I had a wonderful neurologist and I didn't even mind going to see him for a visit, which was highly unusual for me. I usually saw him at least twice a month; sometimes more often than that. I saw him one week and was scheduled for the following week. When I signed in, I was told that he had left the practice and I would have to choose another doctor. I did, but the other doctor and I just don't have the same rapport as I had with the previous doctor; this one tells me that I've gone from RR to one of progressives and that there's "nothing more that can be done"....I've been on Fentanyl patches and Percocet for years and that's the extent of my "treatment". In the meantime, I have continued to have electrical shocks from my head to my hands daily and I pass out without reason periodically. That makes it very difficult to plan my life!!! I don't know what to do anymore and, while I'm trying very hard NOT to be depressed, I'm finding that hard! Where do I go from here?

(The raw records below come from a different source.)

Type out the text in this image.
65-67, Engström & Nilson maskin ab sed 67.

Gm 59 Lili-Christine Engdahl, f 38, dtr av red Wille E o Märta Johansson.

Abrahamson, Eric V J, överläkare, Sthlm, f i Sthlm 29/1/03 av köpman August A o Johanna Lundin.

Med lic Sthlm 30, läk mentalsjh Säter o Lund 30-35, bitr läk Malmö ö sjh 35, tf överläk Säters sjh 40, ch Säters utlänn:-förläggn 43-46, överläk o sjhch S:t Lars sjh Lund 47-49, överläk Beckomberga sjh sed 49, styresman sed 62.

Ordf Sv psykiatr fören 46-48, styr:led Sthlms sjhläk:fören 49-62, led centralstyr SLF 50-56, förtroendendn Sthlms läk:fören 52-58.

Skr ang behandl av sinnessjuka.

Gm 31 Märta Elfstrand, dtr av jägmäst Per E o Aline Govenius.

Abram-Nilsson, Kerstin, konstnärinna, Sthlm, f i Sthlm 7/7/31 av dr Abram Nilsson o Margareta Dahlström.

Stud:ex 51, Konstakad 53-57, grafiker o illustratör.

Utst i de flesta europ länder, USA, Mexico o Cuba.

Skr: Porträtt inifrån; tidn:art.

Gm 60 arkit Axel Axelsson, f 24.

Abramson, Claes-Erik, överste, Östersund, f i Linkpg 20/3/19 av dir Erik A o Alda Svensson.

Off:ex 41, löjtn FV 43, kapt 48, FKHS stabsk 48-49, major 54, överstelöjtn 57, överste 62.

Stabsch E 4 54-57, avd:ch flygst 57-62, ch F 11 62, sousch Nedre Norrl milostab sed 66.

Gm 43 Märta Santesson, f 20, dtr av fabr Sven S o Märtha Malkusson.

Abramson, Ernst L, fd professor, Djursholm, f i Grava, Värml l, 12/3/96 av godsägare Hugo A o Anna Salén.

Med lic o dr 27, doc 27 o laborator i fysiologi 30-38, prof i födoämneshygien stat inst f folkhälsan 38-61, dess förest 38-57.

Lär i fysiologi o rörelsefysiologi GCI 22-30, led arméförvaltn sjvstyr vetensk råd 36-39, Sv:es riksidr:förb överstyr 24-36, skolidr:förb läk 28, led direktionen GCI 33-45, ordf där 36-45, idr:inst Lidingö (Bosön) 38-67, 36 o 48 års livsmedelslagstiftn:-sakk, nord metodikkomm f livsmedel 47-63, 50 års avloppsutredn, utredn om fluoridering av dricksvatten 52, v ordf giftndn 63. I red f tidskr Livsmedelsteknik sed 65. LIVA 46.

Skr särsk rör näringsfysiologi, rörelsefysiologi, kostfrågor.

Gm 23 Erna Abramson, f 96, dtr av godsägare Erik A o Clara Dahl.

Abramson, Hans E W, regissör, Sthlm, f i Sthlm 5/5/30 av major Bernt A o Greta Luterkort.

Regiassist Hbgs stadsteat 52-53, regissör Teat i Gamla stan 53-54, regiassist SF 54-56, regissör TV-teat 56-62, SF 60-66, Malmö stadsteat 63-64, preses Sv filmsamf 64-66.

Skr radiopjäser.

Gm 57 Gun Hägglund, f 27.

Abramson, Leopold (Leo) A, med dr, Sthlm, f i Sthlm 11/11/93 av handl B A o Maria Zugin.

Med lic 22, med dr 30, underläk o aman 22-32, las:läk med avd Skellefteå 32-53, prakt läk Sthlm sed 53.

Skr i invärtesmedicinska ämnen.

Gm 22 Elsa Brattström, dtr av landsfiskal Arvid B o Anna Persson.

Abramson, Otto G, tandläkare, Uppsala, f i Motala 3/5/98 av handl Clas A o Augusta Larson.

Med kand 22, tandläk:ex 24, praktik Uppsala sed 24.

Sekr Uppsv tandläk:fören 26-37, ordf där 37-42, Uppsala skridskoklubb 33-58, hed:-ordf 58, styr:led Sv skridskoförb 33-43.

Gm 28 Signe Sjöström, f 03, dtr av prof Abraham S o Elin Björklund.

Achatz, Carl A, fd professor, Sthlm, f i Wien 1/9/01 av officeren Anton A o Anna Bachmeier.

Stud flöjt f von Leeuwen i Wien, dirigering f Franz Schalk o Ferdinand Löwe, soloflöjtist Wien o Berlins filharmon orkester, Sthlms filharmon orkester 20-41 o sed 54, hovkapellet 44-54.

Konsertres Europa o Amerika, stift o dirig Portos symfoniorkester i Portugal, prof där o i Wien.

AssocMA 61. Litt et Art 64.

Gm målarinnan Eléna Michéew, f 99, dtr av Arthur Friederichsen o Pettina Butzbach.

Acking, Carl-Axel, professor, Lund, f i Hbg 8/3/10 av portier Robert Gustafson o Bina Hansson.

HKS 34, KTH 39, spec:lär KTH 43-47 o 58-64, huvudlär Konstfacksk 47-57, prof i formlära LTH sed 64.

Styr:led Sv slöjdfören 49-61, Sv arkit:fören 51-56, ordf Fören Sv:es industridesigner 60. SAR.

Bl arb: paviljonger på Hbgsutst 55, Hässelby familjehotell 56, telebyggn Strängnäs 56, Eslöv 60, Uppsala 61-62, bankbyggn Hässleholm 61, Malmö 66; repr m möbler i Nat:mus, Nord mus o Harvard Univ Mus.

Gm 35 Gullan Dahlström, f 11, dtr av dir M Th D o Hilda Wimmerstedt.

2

Daryl posted on: January 23, 2015

Carla - I'm so sorry to hear about that issue with your doctor and how you're having these symptoms. I know how tough this is, as I have been there too myself. One thing that changed my life, which I outline in my book, is how much my change in diet changed the quality of my life and my MS outcome for the better. I am now on a Paleo diet and doing amazing with it. Many of my MS friends are also decreasing the severity of their MS symptoms by changing their diet. I'm not sure if you've tried this but I would recommend trying a Paleo Diet or even checking out the Whole30 program, which is what I'm on now too. I hope this helps. Please be well, stay strong, and keep us posted.

Joan Luke posted on: January 25, 2015

15 years ago I had MS. Prayer healed me and the last12 years taking triple dose of JP and healthy living in action has kept me in the best shape of my life.

Daryl posted on: January 26, 2015

Joan - glad to hear all is going great with the management of you MS. What is JP? Can you share a little more? Thx.